A long writeup on some of the recent events in Warblogging.com, including a questioning of how US forces have been conducting themselves, not just with regards to journalists, but with civilians and allies (err, ally.. the British).
US Army Colonel David Perkins of the 3rd Infantry Division said that Iraqis in front of
the hotel fired rocket propelled grenades across the Tigris River at
main battle tanks quite a way away (reporters say that the tanks were
“more than a half-mile away”). Colonel Perkins said that soldiers
fired a 120mm ruond at the hotel after seeing enemy “binoculars” in the
hotel. The shell hit the 15th floor of the building, killing two journalists and injuring five.

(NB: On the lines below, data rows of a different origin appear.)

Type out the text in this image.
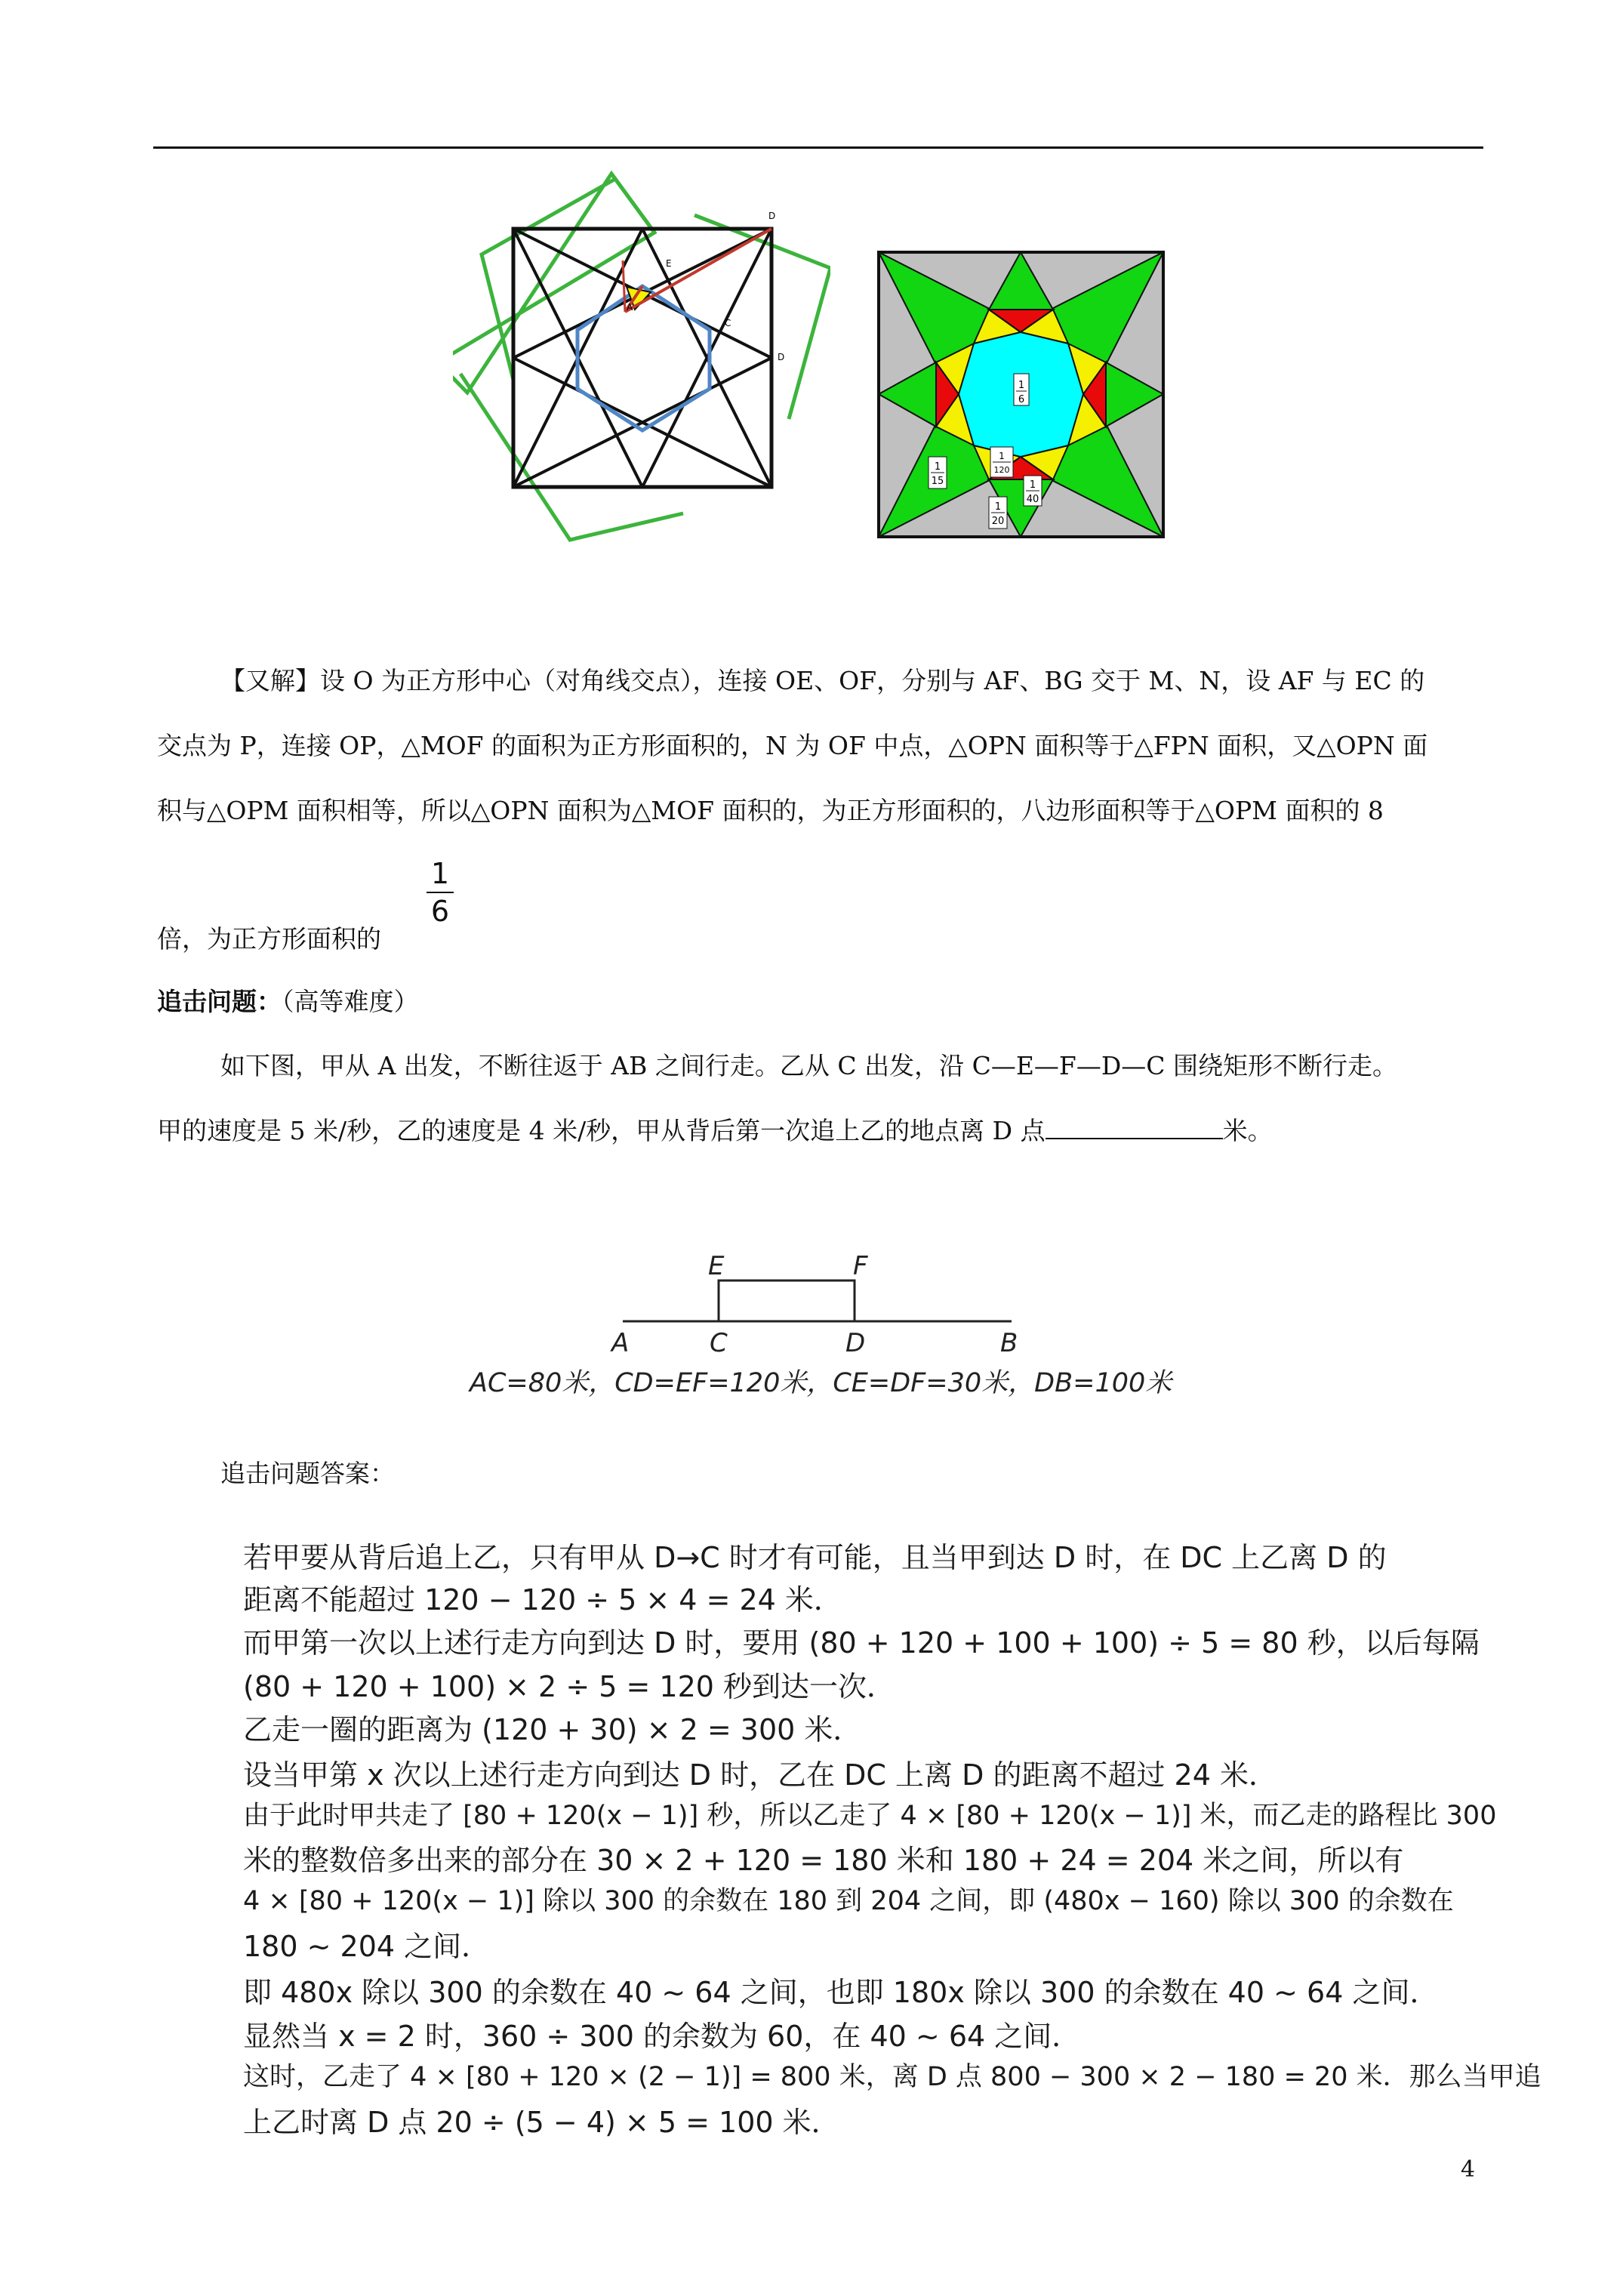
D
E
A
C
D
1
6
1
120
1
15	1
40
1
20
【又解】设 O 为正方形中心（对角线交点），连接 OE、OF，分别与 AF、BG 交于 M、N，设 AF 与 EC 的
交点为 P，连接 OP，△MOF 的面积为正方形面积的，N 为 OF 中点，△OPN 面积等于△FPN 面积，又△OPN 面
积与△OPM 面积相等，所以△OPN 面积为△MOF 面积的，为正方形面积的，八边形面积等于△OPM 面积的 8
倍，为正方形面积的
1
6
追击问题：（高等难度）
如下图，甲从 A 出发，不断往返于 AB 之间行走。乙从 C 出发，沿 C—E—F—D—C 围绕矩形不断行走。
甲的速度是 5 米/秒，乙的速度是 4 米/秒，甲从背后第一次追上乙的地点离 D 点	米。
E	F
A	C	D	B
AC=80米，CD=EF=120米，CE=DF=30米，DB=100米
追击问题答案：
若甲要从背后追上乙，只有甲从 D→C 时才有可能，且当甲到达 D 时，在 DC 上乙离 D 的
距离不能超过 120 − 120 ÷ 5 × 4 = 24 米．
而甲第一次以上述行走方向到达 D 时，要用 (80 + 120 + 100 + 100) ÷ 5 = 80 秒，以后每隔
(80 + 120 + 100) × 2 ÷ 5 = 120 秒到达一次．
乙走一圈的距离为 (120 + 30) × 2 = 300 米．
设当甲第 x 次以上述行走方向到达 D 时，乙在 DC 上离 D 的距离不超过 24 米．
由于此时甲共走了 [80 + 120(x − 1)] 秒，所以乙走了 4 × [80 + 120(x − 1)] 米，而乙走的路程比 300
米的整数倍多出来的部分在 30 × 2 + 120 = 180 米和 180 + 24 = 204 米之间，所以有
4 × [80 + 120(x − 1)] 除以 300 的余数在 180 到 204 之间，即 (480x − 160) 除以 300 的余数在
180 ~ 204 之间．
即 480x 除以 300 的余数在 40 ~ 64 之间，也即 180x 除以 300 的余数在 40 ~ 64 之间．
显然当 x = 2 时，360 ÷ 300 的余数为 60，在 40 ~ 64 之间．
这时，乙走了 4 × [80 + 120 × (2 − 1)] = 800 米，离 D 点 800 − 300 × 2 − 180 = 20 米．那么当甲追
上乙时离 D 点 20 ÷ (5 − 4) × 5 = 100 米．
4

According to reporters there were dozens upon dozens of cameras
arrayed on the balconies of the hotel. “How can they spot someone with
binoculars and not [see] cameras?” asked AP photographer Jerome Delay
who was in the hotel.
Journalists, according to the AP insist that they “heard no
gunfire coming from the hotel or its immediate environs.” They say
that they were watching two US tanks operating across the al-Jumhuriya
bridge — more than a half-mile away — and that at some point one of the
tanks simply rotated its turret towards the hotel and fired.
One of the journalists killed was a Reuters camerman. Reuters responded:
“Clearly the war, and all its confusion, has
come to the heart of Baghdad,” said Reuters Editor in Chief Geert
Linnebank. “But the incident nonetheless raises questions about the
judgment of the advancing U.S. troops who have known all along that
this hotel is the main base for almost all foreign journalists in
Baghdad.”
In Belgium, the International Federation of Journalists said it
appeared noted that on the same day US bombs hit al-Jazeera offices,
Abu Dhabi TV offices and the Palestine Hotel. They said it “appeared
Tuesday’s attacks may have deliberately targeted journalists,” says the AP. Secretary-General Aidan White of the IFJ said “If so, they are grave and serious violations of international law.”
The Committee to Protect Journalists went even further than the IFJ,
saying “We believe these attacks violate the Geenva Conventions. The
evidence suggests that the response of US forces was disproportionate
and therefore violated international humanitarian law,” Reuters reports.
The Arab Journalists Union also “condemned the Anglo-American attack on journalists while in Baghdad to cover the aggression.”
The Pentagon has responded simply by saying that Baghdad is “not a safe place” and that journalists “should not be there.”